For disputes arising from contracts with Clients located outside India, MINOSE.STUDIO reserves the right to elect arbitration under the Rules of the International Chamber of Commerce, with proceedings conducted in the English language and seated in a mutually agreed neutral location. Nothing in this clause shall prevent either party from seeking urgent injunctive or interim relief from a court of competent jurisdiction where circumstances require it.
Governing Law and Jurisdiction
These Terms and Conditions are governed by and shall be construed in accordance with the laws of India. Clients engaging with MINOSE.STUDIO from the United Kingdom acknowledge that mandatory consumer protection rights under the Consumer Rights Act 2015 apply to consumer transactions and are not excluded by these Terms and Conditions. Clients engaging from the United Arab Emirates acknowledge the applicability of Federal Decree-Law No. 15 of 2020 on Consumer Protection where relevant. For all other jurisdictions, applicable mandatory local consumer protections remain unaffected by these Terms and Conditions.
Compliance
Both MINOSE.STUDIO and the Client shall comply with all applicable anti-bribery and anti-corruption legislation, including the United Kingdom Bribery Act 2010 where applicable to the engagement. Neither party shall engage in conduct that would constitute an offence under applicable anti-money laundering legislation in any relevant jurisdiction. MINOSE.STUDIO is committed to responsible supply chain practices across all sourcing and manufacturing operations and expects commercial partners to maintain equivalent standards.
General Provisions
Severability — If any provision of these Terms and Conditions is found to be invalid, unlawful, or unenforceable by a court of competent jurisdiction, that provision shall be severed and the remainder of these Terms and Conditions shall continue in full force and effect.
Waiver — No failure or delay by MINOSE.STUDIO in exercising any right or remedy under these Terms and Conditions shall operate as a waiver of that right or remedy. No single or partial exercise of any right or remedy shall preclude any other or further exercise thereof.
Entire Agreement — These Terms and Conditions, together with any confirmed quotation and documents expressly incorporated by reference, constitute the entire agreement between the parties in relation to the subject matter and supersede all prior discussions, negotiations, representations, warranties, and agreements.

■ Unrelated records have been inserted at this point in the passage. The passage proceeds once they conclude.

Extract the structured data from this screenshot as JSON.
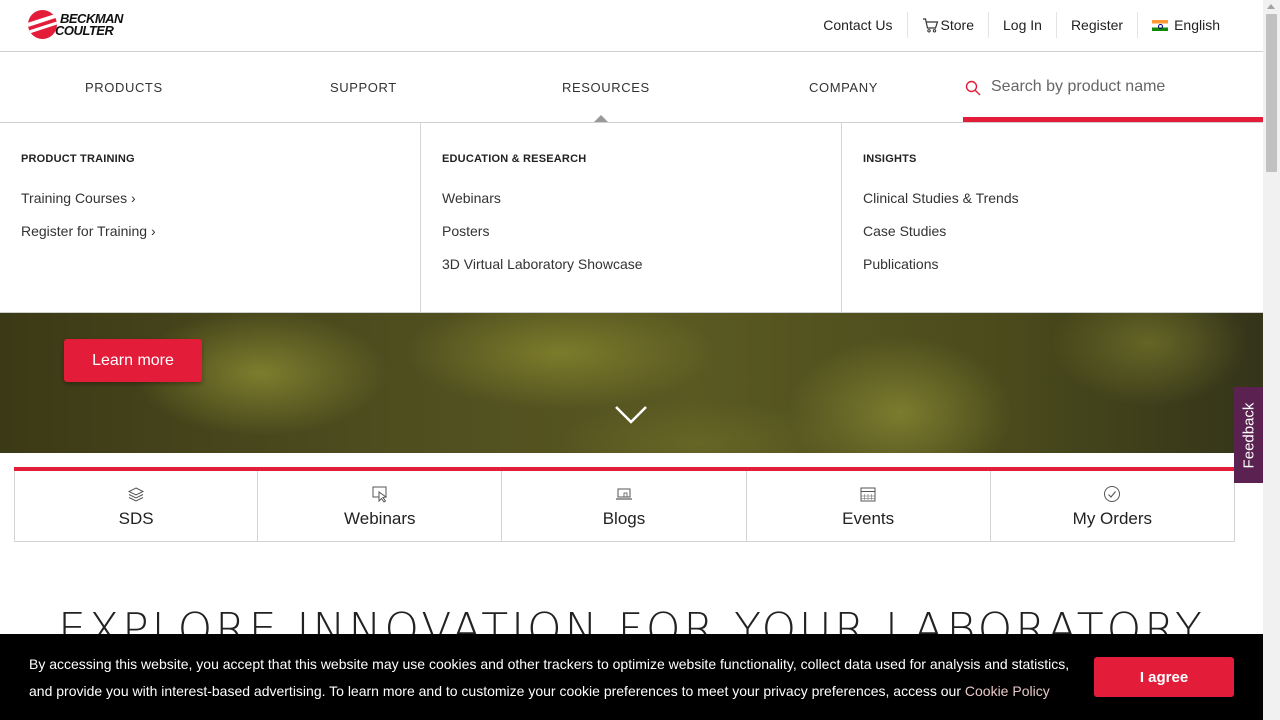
{
  "brand": {
    "line1": "BECKMAN",
    "line2": "COULTER"
  },
  "utility": {
    "contact": "Contact Us",
    "store": "Store",
    "login": "Log In",
    "register": "Register",
    "language": "English"
  },
  "nav": {
    "items": [
      "PRODUCTS",
      "SUPPORT",
      "RESOURCES",
      "COMPANY"
    ],
    "search_placeholder": "Search by product name"
  },
  "megamenu": {
    "columns": [
      {
        "heading": "PRODUCT TRAINING",
        "links": [
          "Training Courses ›",
          "Register for Training ›"
        ]
      },
      {
        "heading": "EDUCATION & RESEARCH",
        "links": [
          "Webinars",
          "Posters",
          "3D Virtual Laboratory Showcase"
        ]
      },
      {
        "heading": "INSIGHTS",
        "links": [
          "Clinical Studies & Trends",
          "Case Studies",
          "Publications"
        ]
      }
    ]
  },
  "hero": {
    "button": "Learn more"
  },
  "feedback": "Feedback",
  "quicklinks": [
    {
      "label": "SDS",
      "icon": "layers-icon"
    },
    {
      "label": "Webinars",
      "icon": "cursor-screen-icon"
    },
    {
      "label": "Blogs",
      "icon": "laptop-icon"
    },
    {
      "label": "Events",
      "icon": "calendar-icon"
    },
    {
      "label": "My Orders",
      "icon": "check-circle-icon"
    }
  ],
  "section_title": "EXPLORE INNOVATION FOR YOUR LABORATORY",
  "cookie": {
    "text": "By accessing this website, you accept that this website may use cookies and other trackers to optimize website functionality, collect data used for analysis and statistics, and provide you with interest-based advertising. To learn more and to customize your cookie preferences to meet your privacy preferences, access our ",
    "link": "Cookie Policy",
    "button": "I agree"
  },
  "colors": {
    "brand_red": "#e31c39",
    "feedback_purple": "#5b2251"
  }
}
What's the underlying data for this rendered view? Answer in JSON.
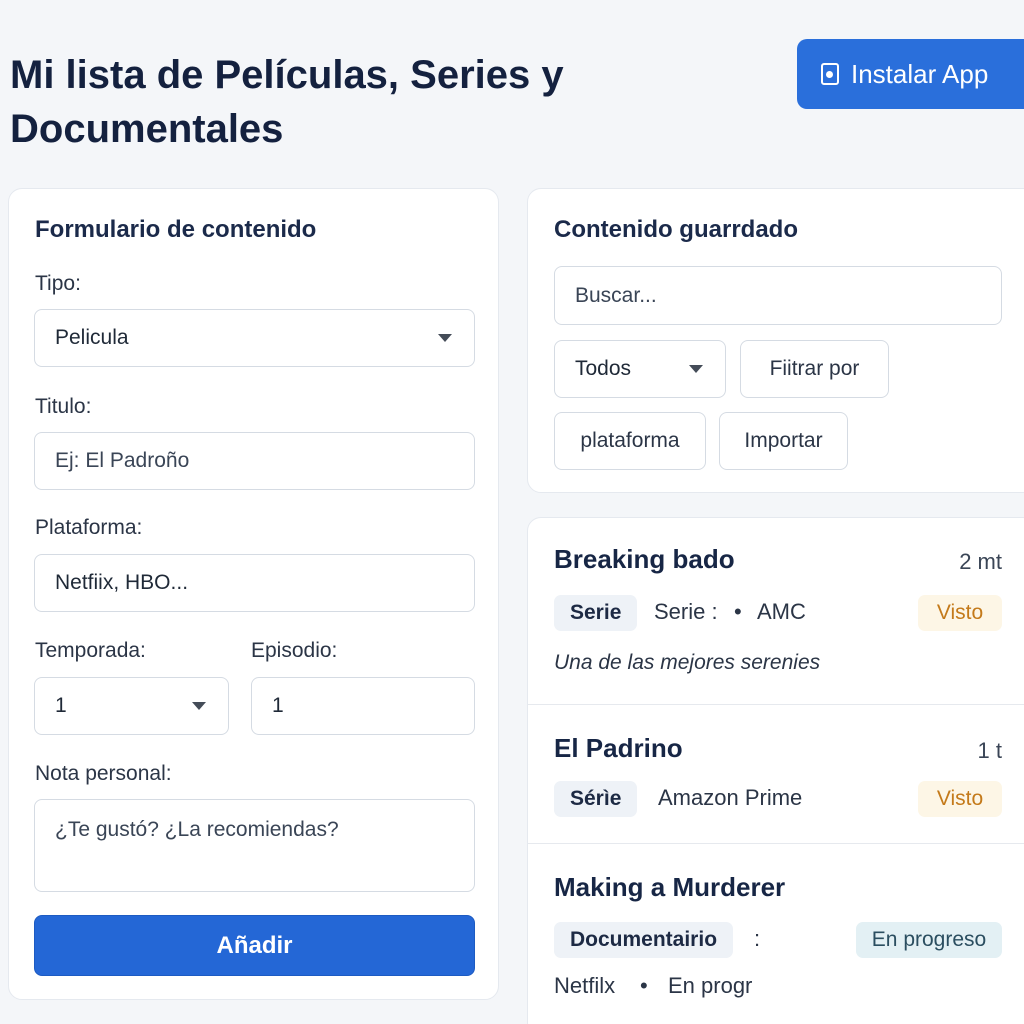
{
  "header": {
    "title": "Mi lista de Películas, Series y Documentales",
    "install_label": "Instalar App",
    "install_icon": "phone-install-icon"
  },
  "form": {
    "title": "Formulario de contenido",
    "type_label": "Tipo:",
    "type_value": "Pelicula",
    "title_label": "Titulo:",
    "title_placeholder": "Ej: El Padroño",
    "platform_label": "Plataforma:",
    "platform_placeholder": "Netfiix, HBO...",
    "season_label": "Temporada:",
    "season_value": "1",
    "episode_label": "Episodio:",
    "episode_value": "1",
    "note_label": "Nota personal:",
    "note_placeholder": "¿Te gustó? ¿La recomiendas?",
    "submit_label": "Añadir"
  },
  "saved": {
    "title": "Contenido guarrdado",
    "search_placeholder": "Buscar...",
    "filter_value": "Todos",
    "filter_platform_label": "Fiitrar por",
    "platform_label": "plataforma",
    "import_label": "Importar"
  },
  "items": [
    {
      "title": "Breaking bado",
      "time": "2 mt",
      "tag": "Serie",
      "meta_left": "Serie :",
      "bullet": "•",
      "meta_right": "AMC",
      "status": "Visto",
      "note": "Una de las mejores serenies"
    },
    {
      "title": "El Padrino",
      "time": "1 t",
      "tag": "Sérìe",
      "meta_right": "Amazon Prime",
      "status": "Visto"
    },
    {
      "title": "Making a Murderer",
      "tag": "Documentairio",
      "colon": ":",
      "status": "En progreso",
      "meta_left": "Netfilx",
      "bullet": "•",
      "meta_right": "En progr"
    }
  ],
  "colors": {
    "accent": "#2a6fdb",
    "seen": "#c47a1a",
    "progress": "#2b4e60"
  }
}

Assignment — The Client may not assign, transfer, or delegate any rights or obligations under these Terms and Conditions without the prior written consent of MINOSE.STUDIO. MINOSE.STUDIO may assign its rights and obligations to any group company, successor entity, or commercial partner upon written notice to the Client.
Governing Language — These Terms and Conditions are prepared and shall be interpreted in the English language. In the event of any translation into another language, the English version shall prevail in all circumstances.
Amendment — MINOSE.STUDIO reserves the right to update these Terms and Conditions from time to time. The version in effect at the time of Order Confirmation shall govern the applicable engagement unless otherwise agreed in writing.